PresseBox
Pressemitteilung BoxID: 3373 (Clearswift GmbH)
  • Clearswift GmbH
  • Im Mediapark 8
  • 50670 Köln
  • http://www.clearswift.de

Clearswift rät im Vorfeld des 14. Februar zu besonderer Vorsicht gegenüber E-Mail-Botschaften zum Valentinstag

(PresseBox) (, ) Amors Pfeil zielt auf digitale Herzen

Clearswift rät im Vorfeld des 14. Februar zu besonderer Vorsicht gegenüber
E-Mail-Botschaften zum Valentinstag


Hamburg, 13. Februar 2003 – Clearswift, weltweit führender Anbieter von Management- und Sicherheitsprodukten für die elektronische Kommunikation, bietet mit einer Fünf-Punkte-Checkliste Unternehmen und seinen Mitarbeitern die Möglichkeit, sich aktiv gegen Spam-Mails, E-Mail-Marketingaktionen und E-Cards zu schützen.

Am Valentinstag erfreut sich das Versenden von virtuellen Liebesgrüßen per elektronischer Postkarten (E-Cards), Bildschirmschonern und Witz-Mails steigender Beliebtheit. Die Bereitschaft, vermeintliche Liebes-E-Mails auch von unbekannten Sendern zu öffnen und sich damit möglicherweise sogar über Sicherheitsrichtlinien hinweg zu setzen, steigt insbesondere an diesem Tag der Verliebten.

Dies bietet die perfekte Angriffsfläche für Viren-Programmierer, Spammer und Hacker. Durch die Taktik des „Social Engineering“ nutzen sie gerade an diesem Tag die emotional aufgeladene Stimmung vor allem hilfsbereiter oder einsamer Menschen aus, um Produktivitätsverluste und Probleme in der IT-Infrastruktur zu verursachen.
Nicht selten mit durchschlagendem Erfolg. Viren wie „Kournikova’ und „I Love You“ sind klassische Beispiele dafür, wie elektronische Schädlinge sich durch Ausnutzen menschlicher Schwächen rasant verbreiten lassen. Hat der Empfänger die E-Mail erst einmal geöffnet, kann der Virus ungehindert sein Werk vollbringen.

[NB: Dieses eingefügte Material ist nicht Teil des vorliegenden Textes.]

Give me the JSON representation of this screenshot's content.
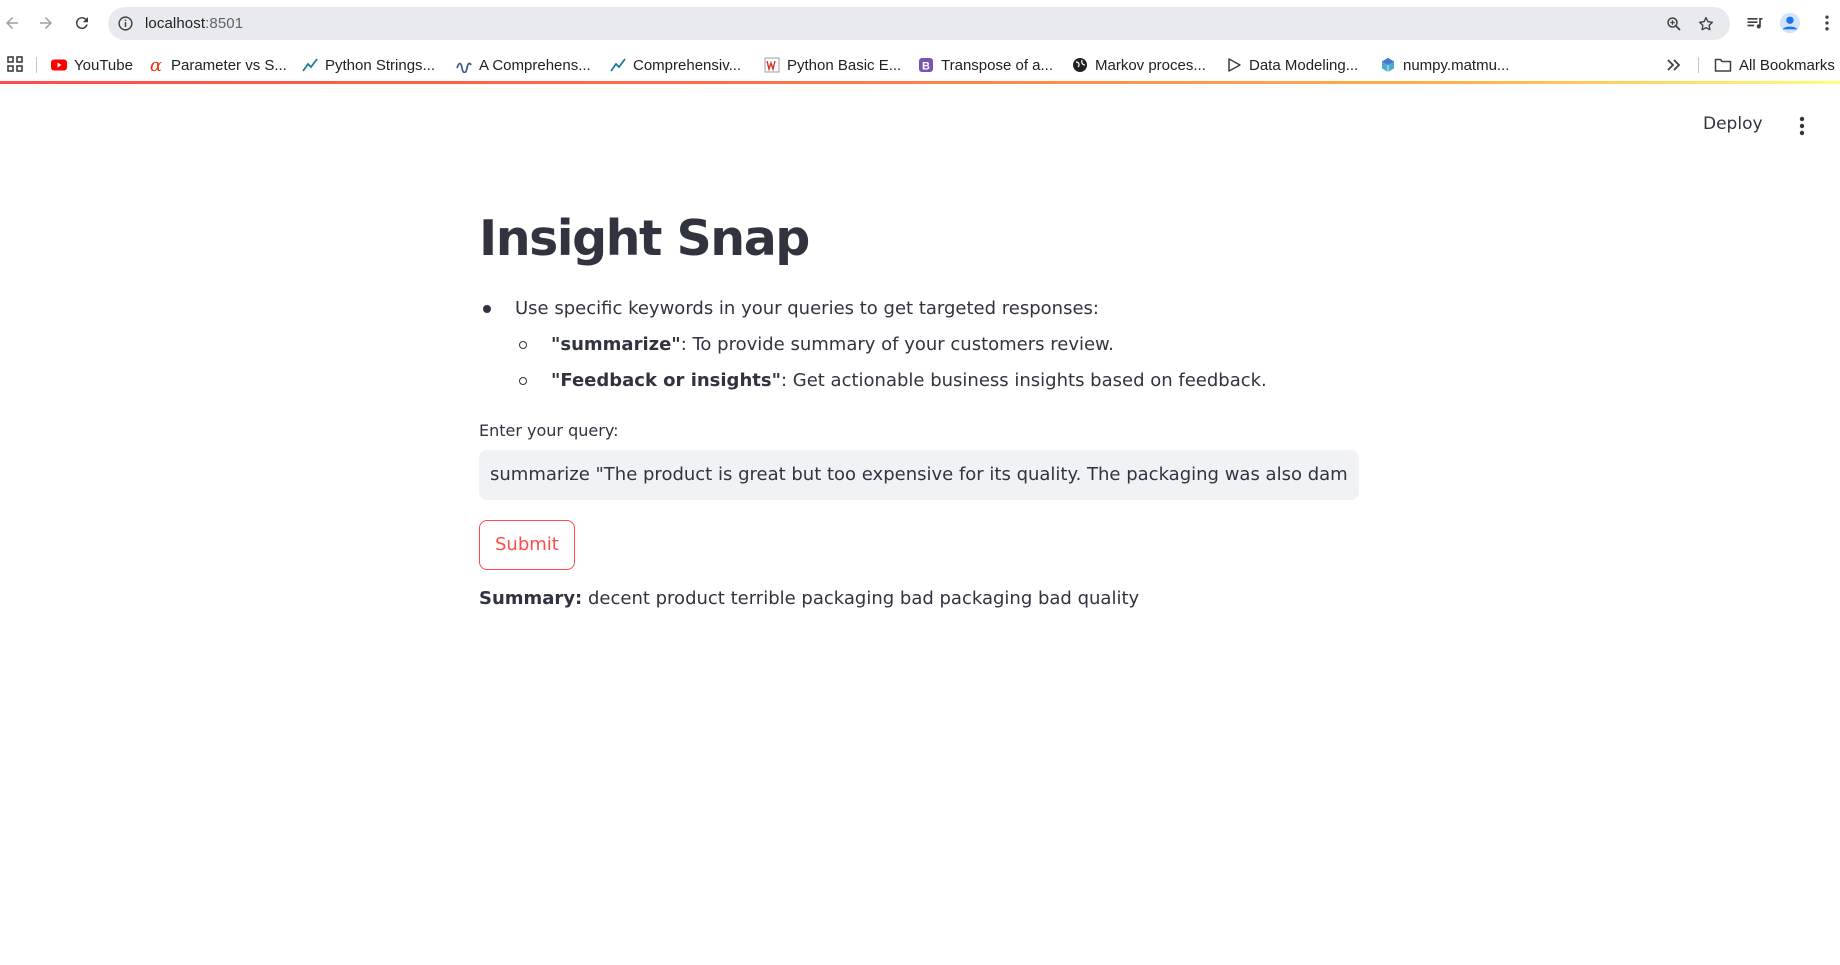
{
  "browser": {
    "url_host": "localhost",
    "url_port": ":8501",
    "bookmarks": [
      {
        "label": "YouTube",
        "icon": "youtube-icon"
      },
      {
        "label": "Parameter vs S...",
        "icon": "alpha-icon"
      },
      {
        "label": "Python Strings...",
        "icon": "chart-icon"
      },
      {
        "label": "A Comprehens...",
        "icon": "wave-icon"
      },
      {
        "label": "Comprehensiv...",
        "icon": "chart-icon"
      },
      {
        "label": "Python Basic E...",
        "icon": "w3-icon"
      },
      {
        "label": "Transpose of a...",
        "icon": "bootstrap-icon"
      },
      {
        "label": "Markov proces...",
        "icon": "globe-icon"
      },
      {
        "label": "Data Modeling...",
        "icon": "play-icon"
      },
      {
        "label": "numpy.matmu...",
        "icon": "cube-icon"
      }
    ],
    "all_bookmarks": "All Bookmarks"
  },
  "header": {
    "deploy_label": "Deploy"
  },
  "main": {
    "title": "Insight Snap",
    "intro": "Use specific keywords in your queries to get targeted responses:",
    "keywords": [
      {
        "keyword": "\"summarize\"",
        "description": ": To provide summary of your customers review."
      },
      {
        "keyword": "\"Feedback or insights\"",
        "description": ": Get actionable business insights based on feedback."
      }
    ],
    "query_label": "Enter your query:",
    "query_value": "summarize \"The product is great but too expensive for its quality. The packaging was also damaged when it arrived.\"",
    "submit_label": "Submit",
    "summary_label": "Summary:",
    "summary_text": " decent product terrible packaging bad packaging bad quality"
  },
  "colors": {
    "accent": "#ff4b4b",
    "text": "#31333f",
    "input_bg": "#f0f2f6"
  }
}
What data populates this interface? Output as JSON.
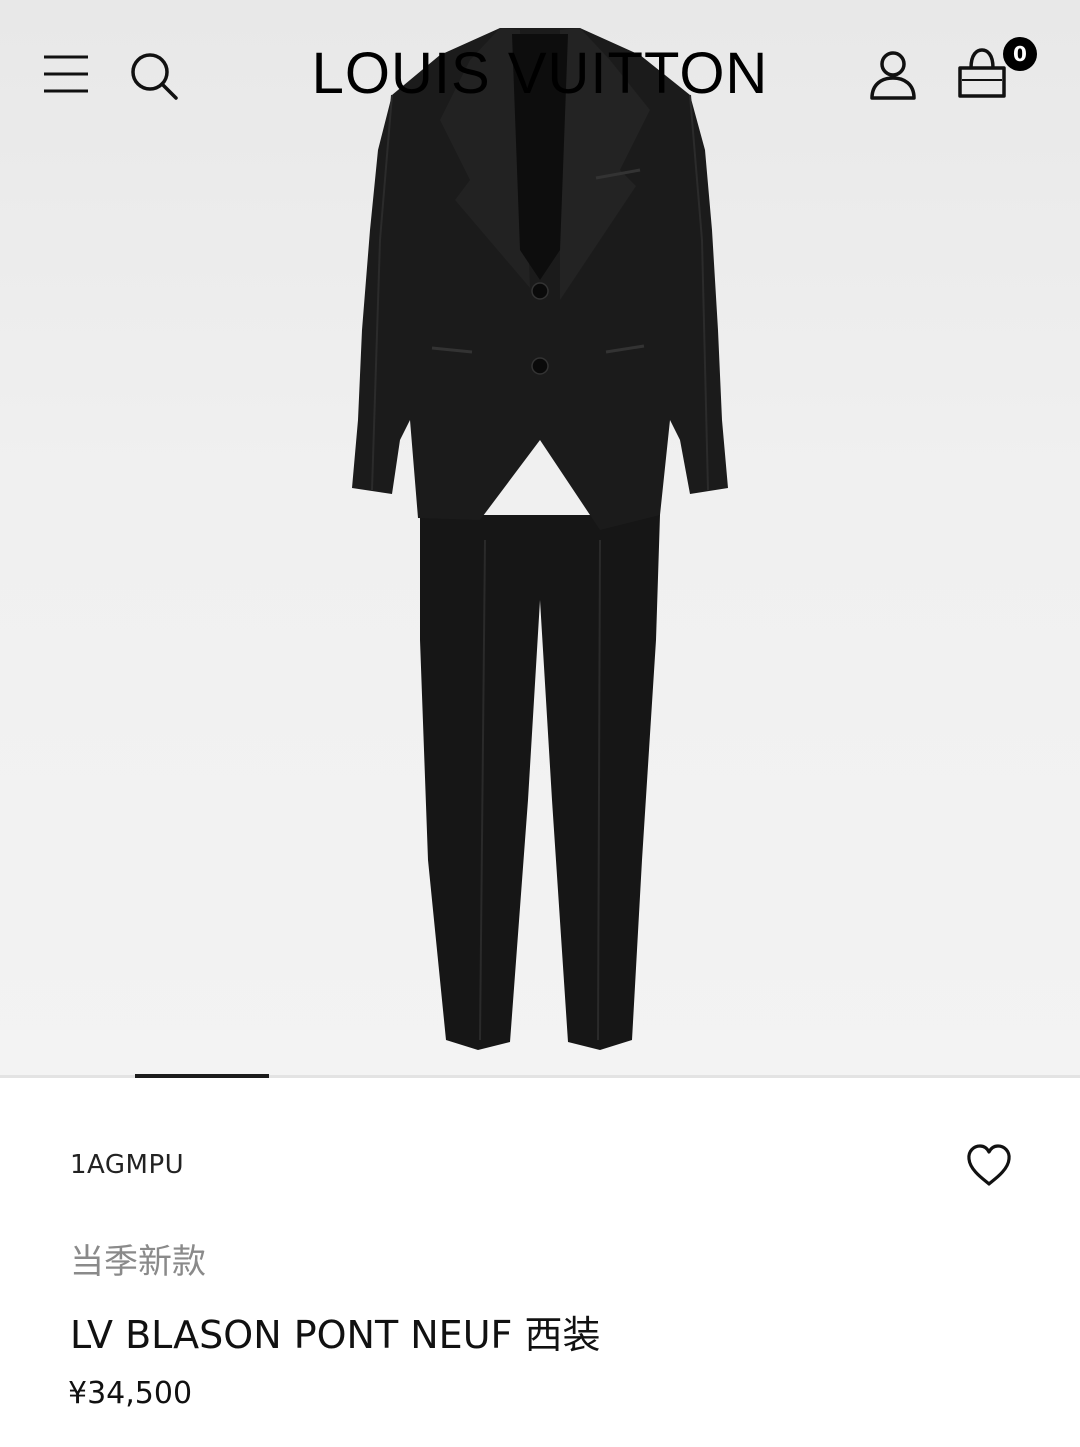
{
  "header": {
    "brand": "LOUIS VUITTON",
    "bag_count": "0",
    "icons": [
      "menu-icon",
      "search-icon",
      "account-icon",
      "shopping-bag-icon"
    ]
  },
  "carousel": {
    "active_index": 1
  },
  "product": {
    "sku": "1AGMPU",
    "season_tag": "当季新款",
    "name": "LV BLASON PONT NEUF 西装",
    "price": "¥34,500",
    "wishlist_icon": "heart-icon"
  },
  "colors": {
    "suit": "#1a1a1a",
    "background": "#efefef",
    "badge": "#000000"
  }
}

Clearswift rät daher allen E-Mail-Empfängern, sehr vorsichtig mit Nachrichten von Fremden umzugehen und diese im Zweifel nicht zu öffnen.

Unternehmen sollten nicht nur kontinuierlich ihre Virendatenbanken und E-Mail-Richtlinien aktualisieren, sondern auch sicherstellen, dass die IT-Abteilungen das zunehmende Spam-Problem proaktiv bekämpfen. Nach Angaben von Gartner beträgt der Anteil von Spam am gesamten Mail-Aufkommen in Unternehmen bereits 34 Prozent. Neben einer Beeinträchtigung der Produktivität sorgt Spam häufig auch für Netzwerküberlastungen oder enthält sogar einen bösartigen Programmcode, der Dateien beschädigen und Computer blockieren kann. Darüber hinaus kann nur eine einzige pornografische Spam-Mail einen enormen Schaden anrichten. Dann nämlich, wenn sie etwa an Kunden oder Partner außerhalb des Unternehmens weitergeleitet wird, oder einem Mitarbeiter zugestellt wird, der sich dadurch persönlich angegriffen fühlt. In Prozessen, die wegen sexueller Belästigung angestrengt werden, erhalten die Kläger mitunter Schmerzensgelder in beträchtlicher Höhe zugesprochen.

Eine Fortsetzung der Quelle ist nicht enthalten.